At-any-price-movie-review-dennis-quaid
Hooman Bahrani/Sony Pictures Classics

Ramin Bahrani’s last three films — namely “Man Push Cart,” “Chop Shop” and “Goodbye Solo” — followed the plights of outcasts such as immigrants and street orphans. While the first two took place in gritty New York City, the latter was set in his native Winston-Salem, N.C. So even though the Iowa cornfield setting in Mr. Bahrani’s latest, “At Any Price,” might come as no surprise, the film’s thoroughly white-bred concerns still mark a huge departure for the filmmaker.
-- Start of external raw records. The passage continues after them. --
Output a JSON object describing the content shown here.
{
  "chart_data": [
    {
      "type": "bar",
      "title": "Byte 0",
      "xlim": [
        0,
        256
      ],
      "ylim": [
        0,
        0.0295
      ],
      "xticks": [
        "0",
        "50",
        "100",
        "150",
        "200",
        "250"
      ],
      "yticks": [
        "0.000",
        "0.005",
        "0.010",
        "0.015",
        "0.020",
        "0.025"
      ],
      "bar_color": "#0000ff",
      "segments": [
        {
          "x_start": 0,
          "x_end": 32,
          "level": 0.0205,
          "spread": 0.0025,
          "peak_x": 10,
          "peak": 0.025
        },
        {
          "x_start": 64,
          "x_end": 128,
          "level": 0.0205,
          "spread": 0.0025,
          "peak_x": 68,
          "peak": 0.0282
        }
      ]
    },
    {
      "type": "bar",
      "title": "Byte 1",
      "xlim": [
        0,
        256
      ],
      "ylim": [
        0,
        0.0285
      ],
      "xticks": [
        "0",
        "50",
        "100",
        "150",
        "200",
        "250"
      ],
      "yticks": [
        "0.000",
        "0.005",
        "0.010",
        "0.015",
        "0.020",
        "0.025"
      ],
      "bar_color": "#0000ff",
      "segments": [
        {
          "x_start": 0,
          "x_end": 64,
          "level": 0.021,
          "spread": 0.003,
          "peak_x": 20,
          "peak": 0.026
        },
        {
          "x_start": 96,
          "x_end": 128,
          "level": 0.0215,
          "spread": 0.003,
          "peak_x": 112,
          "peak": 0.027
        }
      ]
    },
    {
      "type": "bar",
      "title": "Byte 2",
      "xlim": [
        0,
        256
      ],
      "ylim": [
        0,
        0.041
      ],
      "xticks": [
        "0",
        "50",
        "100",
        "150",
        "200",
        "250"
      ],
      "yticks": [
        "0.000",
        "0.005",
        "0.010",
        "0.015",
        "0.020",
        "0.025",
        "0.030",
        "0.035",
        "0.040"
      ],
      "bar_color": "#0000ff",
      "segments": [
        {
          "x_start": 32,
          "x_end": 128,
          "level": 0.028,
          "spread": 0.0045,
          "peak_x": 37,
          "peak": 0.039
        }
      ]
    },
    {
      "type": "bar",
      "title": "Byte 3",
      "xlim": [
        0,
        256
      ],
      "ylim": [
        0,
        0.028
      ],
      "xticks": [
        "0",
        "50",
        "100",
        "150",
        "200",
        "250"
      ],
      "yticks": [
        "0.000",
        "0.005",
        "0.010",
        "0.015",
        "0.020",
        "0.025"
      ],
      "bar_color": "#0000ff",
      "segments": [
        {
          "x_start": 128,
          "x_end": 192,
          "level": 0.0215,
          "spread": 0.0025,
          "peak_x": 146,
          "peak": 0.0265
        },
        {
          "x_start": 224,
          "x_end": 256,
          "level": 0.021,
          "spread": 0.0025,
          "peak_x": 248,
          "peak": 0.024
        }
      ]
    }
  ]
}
Dennis Quaid plays Henry Whipple, a third-generation family farmer who also dabbles in peddling genetically modified seeds to neighboring farmers and carrying on an extramarital affair with local trollop Meredith (Heather Graham). His chief grievances involve ceding the top-seed-salesman distinction in one county to rival Jim Johnson (Clancy Brown) and losing his groomed heir apparent to soul searching in Argentina. Out of desperation, Henry attempts to rope in his stock-car-racing son, Dean (Zac Efron). But things begin to really unravel for Henry when the light of exposure threatens his shady dealings in the seed business.

It’s nice to see a thoughtful filmmaker venturing out of the finite number of Hollywood tropes and zooming in on the ordinary folks of small-town middle America. Problem is, “At Any Price” is so driven by its plot that it fails to connect its characters with moviegoers in any meaningful way. The film begins at a burial service, where a slimy Henry and a begrudged Dean are hounding the bereaved family for its land. The film does little subsequently to instill redeeming qualities in the characters so that we might actually care about them. Mr. Quaid plays the part of Henry with the smarm and gusto of a used-car salesman. Mr. Efron is perpetually gazing into space, as if posing for the requisite hero shots in some Jerry Bruckheimer production. However well-meaning Mr. Bahrani might be, the white-bred rural milieu proves too much of a stretch.